Developing a global approach to AI governance

As the existing and future risks of AI technologies become ever more apparent, regulators and policymakers around the world are paying close attention, with many seeking to introduce AI-specific legislation.

The European Union has for many years led the way with digital regulations in fields such as privacy and online harms and is now looking to do the same with artificial intelligence through the AI Act. This is a ground-breaking piece of legislation, which seeks to establish the world’s first comprehensive cross-sector framework for regulating artificial intelligence. Other jurisdictions are considering following the EU’s lead or developing their own approach, including the U.S., UK, and China.

One of the main challenges for organizations that are developing or using AI will therefore be to develop a consistent and sustainable global approach to AI governance framework which adequately manages the AI risks and satisfies diverging regulatory standards.

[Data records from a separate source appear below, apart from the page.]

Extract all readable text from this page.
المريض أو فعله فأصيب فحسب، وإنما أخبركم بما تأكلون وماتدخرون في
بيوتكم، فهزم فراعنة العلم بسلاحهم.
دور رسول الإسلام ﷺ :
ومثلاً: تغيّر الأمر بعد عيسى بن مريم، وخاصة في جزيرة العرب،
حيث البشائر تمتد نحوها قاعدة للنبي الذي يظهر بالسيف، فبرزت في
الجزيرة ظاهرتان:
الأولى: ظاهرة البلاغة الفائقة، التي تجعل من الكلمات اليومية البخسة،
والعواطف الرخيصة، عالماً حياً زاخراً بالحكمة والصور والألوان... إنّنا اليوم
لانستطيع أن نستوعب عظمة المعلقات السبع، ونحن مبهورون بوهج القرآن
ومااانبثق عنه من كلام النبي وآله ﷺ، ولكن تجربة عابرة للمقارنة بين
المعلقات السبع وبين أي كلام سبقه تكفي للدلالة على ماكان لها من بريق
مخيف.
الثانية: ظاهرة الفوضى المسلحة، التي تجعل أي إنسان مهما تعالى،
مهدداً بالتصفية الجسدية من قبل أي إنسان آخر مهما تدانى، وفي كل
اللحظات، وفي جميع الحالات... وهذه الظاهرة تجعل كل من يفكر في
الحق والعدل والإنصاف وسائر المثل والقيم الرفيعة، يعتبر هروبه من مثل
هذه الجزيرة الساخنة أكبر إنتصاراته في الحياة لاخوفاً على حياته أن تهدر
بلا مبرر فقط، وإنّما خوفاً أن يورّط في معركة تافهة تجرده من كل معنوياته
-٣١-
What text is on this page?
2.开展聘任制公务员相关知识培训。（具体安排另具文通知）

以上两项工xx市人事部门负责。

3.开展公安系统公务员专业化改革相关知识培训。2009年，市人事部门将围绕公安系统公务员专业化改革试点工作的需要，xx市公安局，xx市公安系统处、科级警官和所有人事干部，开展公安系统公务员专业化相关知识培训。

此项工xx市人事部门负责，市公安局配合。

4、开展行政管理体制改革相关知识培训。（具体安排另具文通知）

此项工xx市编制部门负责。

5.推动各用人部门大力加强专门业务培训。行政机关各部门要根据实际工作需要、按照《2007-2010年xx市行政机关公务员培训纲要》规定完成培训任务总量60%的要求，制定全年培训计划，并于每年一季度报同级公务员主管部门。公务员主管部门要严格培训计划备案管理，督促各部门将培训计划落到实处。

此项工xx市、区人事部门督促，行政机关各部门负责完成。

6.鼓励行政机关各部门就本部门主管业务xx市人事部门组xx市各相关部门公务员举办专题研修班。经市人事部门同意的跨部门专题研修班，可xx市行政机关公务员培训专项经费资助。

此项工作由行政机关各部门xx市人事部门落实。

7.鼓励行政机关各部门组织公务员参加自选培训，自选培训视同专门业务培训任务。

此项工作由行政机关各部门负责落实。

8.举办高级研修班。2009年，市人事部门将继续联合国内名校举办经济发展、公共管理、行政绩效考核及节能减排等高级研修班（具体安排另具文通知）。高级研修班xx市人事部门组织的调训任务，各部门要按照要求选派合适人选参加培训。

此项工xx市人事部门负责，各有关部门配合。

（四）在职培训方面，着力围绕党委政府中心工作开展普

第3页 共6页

Standards for AI governance

A focus on Europe

The EU’s AI Act is arguably the most ambitious proposal to regulate AI currently and requires a high standard of compliance. The previous versions of the AI Act from the European Commission and Council have predominantly focused on introducing obligations in relation to ‘high-risk’ use cases of AI, including having comprehensive governance and risk management controls in place. However, the most-recent amendments proposed by the European Parliament seek to significantly widen the scope of the AI Act, by introducing specific rules for generative AI and a set of general principles for the development and use of all AI systems, irrespective of the risks that they may pose.

The UK has taken a very different approach to regulating AI, with the focus on introducing a set of basic principles which will be supplemented by sector-specific guidance from existing sector and domain-specific regulators. The proposal seeks to strike a balance between the primary policy objective of creating a ‘pro-innovation’ environment for business and developing trustworthy AI that addresses the most significant risks to individuals and society.

A focus on China

Lacking a unified AI legislative regulation, China takes a bespoke approach and creates rules for the specific types of algorithmic applications and AI services, e.g., recommendation algorithms, deep synthesis technology, and generative AI. On top of the global AI governance compliance framework, market players in China should also consider China-special challenges: one important issue is content moderation – companies should filter illegal and inappropriate content to follow “socialist core values” and not endanger national security. Another consideration is the requirements concerning international data transfers under Chinese law, which may limit the cross-border use of AI systems globally.